Peterson Kamwathi maps the politics of bodies in formation.
21 April 2026

At the Nairobi Contemporary Art Institute, Peterson Kamwathi’s practice unfolds as a study in accumulation, where the individual dissolves into the charged terrain of the collective. Working across drawing and collage, Kamwathi returns insistently to the figure, not as a portrait but as a unit, a repeated form through which social, political and spiritual structures are made visible. His compositions, often densely packed and rhythmically ordered, probe the choreography of human groupings, exposing the subtle codes that govern behaviour, belief and belonging.

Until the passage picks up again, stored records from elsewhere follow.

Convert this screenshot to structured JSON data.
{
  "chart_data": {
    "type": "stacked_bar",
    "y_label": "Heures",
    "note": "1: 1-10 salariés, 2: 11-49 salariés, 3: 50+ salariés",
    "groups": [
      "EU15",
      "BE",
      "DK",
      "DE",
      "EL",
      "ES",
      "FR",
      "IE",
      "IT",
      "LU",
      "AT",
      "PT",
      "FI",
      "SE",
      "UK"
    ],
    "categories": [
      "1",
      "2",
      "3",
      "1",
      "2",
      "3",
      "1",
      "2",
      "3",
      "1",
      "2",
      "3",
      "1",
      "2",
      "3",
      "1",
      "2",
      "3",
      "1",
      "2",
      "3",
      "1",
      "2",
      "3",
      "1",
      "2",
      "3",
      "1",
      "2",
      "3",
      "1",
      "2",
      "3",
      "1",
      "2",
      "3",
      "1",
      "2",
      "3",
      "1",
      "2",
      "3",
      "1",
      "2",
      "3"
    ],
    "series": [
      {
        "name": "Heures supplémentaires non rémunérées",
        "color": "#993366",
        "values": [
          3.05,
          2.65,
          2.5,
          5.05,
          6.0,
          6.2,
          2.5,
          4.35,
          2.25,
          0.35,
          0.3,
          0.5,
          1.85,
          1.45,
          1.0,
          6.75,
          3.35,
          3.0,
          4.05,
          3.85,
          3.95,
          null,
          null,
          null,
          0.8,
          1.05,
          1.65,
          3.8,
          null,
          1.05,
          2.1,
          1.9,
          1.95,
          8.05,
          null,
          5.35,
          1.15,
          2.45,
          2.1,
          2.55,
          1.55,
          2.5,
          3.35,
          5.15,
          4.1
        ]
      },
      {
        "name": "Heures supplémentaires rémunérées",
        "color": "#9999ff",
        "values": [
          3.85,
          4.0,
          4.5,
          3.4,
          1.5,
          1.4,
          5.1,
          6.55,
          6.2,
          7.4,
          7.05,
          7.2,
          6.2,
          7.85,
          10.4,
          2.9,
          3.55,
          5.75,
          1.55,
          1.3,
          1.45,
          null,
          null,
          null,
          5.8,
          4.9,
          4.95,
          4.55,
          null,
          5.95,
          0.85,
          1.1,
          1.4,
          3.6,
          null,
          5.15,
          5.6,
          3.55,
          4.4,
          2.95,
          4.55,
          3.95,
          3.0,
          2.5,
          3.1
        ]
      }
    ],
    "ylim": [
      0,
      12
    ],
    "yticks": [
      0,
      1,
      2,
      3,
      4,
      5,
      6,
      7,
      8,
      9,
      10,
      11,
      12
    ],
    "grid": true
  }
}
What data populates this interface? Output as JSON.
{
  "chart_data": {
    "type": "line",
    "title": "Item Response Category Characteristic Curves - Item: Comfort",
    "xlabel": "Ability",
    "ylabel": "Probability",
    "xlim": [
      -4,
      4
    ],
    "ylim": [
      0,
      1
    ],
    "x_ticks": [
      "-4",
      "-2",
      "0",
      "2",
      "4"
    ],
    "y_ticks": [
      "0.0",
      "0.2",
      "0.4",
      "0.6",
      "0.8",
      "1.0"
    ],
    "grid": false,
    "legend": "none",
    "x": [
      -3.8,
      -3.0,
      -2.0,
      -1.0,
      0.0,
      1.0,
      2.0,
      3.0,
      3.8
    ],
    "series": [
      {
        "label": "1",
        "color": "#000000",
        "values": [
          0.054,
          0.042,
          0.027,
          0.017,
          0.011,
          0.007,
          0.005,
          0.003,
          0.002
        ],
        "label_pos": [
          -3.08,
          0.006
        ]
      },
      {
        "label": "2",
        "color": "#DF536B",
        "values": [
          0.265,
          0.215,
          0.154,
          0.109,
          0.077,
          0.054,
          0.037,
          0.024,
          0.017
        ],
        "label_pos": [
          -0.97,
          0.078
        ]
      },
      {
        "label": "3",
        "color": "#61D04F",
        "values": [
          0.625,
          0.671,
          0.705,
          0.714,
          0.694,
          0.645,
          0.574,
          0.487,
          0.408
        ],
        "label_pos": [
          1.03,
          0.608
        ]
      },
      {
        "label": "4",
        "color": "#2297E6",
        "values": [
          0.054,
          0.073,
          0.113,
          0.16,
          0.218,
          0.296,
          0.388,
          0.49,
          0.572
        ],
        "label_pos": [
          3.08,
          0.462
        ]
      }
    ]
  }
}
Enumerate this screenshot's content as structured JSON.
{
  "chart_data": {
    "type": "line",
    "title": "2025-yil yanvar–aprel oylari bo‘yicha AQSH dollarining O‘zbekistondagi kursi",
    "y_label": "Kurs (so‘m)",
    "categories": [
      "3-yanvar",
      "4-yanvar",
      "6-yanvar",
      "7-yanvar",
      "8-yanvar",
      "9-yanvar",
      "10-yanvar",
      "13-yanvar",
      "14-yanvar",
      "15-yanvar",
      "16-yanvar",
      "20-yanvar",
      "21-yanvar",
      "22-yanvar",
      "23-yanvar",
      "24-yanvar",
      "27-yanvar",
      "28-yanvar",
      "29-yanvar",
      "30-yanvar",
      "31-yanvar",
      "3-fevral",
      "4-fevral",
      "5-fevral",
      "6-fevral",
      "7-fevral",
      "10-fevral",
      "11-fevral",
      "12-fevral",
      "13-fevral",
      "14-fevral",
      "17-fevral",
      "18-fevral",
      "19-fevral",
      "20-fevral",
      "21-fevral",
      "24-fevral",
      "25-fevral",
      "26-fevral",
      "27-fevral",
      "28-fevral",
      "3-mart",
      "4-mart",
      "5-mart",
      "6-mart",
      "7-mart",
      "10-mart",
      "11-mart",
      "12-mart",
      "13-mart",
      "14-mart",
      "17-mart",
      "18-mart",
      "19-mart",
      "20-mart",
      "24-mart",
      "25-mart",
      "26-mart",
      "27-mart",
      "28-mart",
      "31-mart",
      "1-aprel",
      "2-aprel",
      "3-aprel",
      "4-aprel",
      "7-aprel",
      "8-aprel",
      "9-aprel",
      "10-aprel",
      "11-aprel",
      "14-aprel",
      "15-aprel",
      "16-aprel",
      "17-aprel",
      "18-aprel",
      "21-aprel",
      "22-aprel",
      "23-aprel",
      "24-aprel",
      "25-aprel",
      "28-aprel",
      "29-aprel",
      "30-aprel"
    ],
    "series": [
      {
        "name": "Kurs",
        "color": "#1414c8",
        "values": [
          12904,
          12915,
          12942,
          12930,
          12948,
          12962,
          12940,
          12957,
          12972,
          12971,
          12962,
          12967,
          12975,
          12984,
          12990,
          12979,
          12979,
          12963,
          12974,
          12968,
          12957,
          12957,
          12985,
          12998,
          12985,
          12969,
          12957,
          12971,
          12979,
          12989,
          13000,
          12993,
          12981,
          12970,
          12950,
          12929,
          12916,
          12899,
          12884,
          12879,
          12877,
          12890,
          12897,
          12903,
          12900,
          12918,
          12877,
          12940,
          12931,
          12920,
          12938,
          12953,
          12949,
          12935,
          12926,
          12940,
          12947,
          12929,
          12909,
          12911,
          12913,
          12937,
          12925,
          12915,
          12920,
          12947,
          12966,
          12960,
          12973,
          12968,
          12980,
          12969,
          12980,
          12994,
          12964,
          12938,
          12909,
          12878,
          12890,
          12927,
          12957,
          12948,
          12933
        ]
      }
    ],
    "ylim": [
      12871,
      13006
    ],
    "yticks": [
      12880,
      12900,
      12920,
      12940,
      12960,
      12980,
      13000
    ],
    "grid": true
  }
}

In this exhibition, the artist extends a long-standing inquiry into how bodies gather and what they signify. Anonymous silhouettes cluster, overlap and multiply, suggesting both solidarity and unease. The tension between individuality and conformity is held in suspension, as gestures echo across the pictorial field like a language half understood. Kamwathi’s work resists spectacle in favour of a quieter, insistent scrutiny of systems, where power is not declared but sedimented through repetition and ritual.
Situated within NCAI’s broader commitment to narrating East Africa’s contemporary art histories, the exhibition offers a timely meditation on the politics of presence. Here, the crowd is neither background nor backdrop but the primary site of meaning, a living archive of shared conditions and contested futures.
This exhibition is on view at Nairobi Contemporary Art Institute from 25 April until 23 August 2026.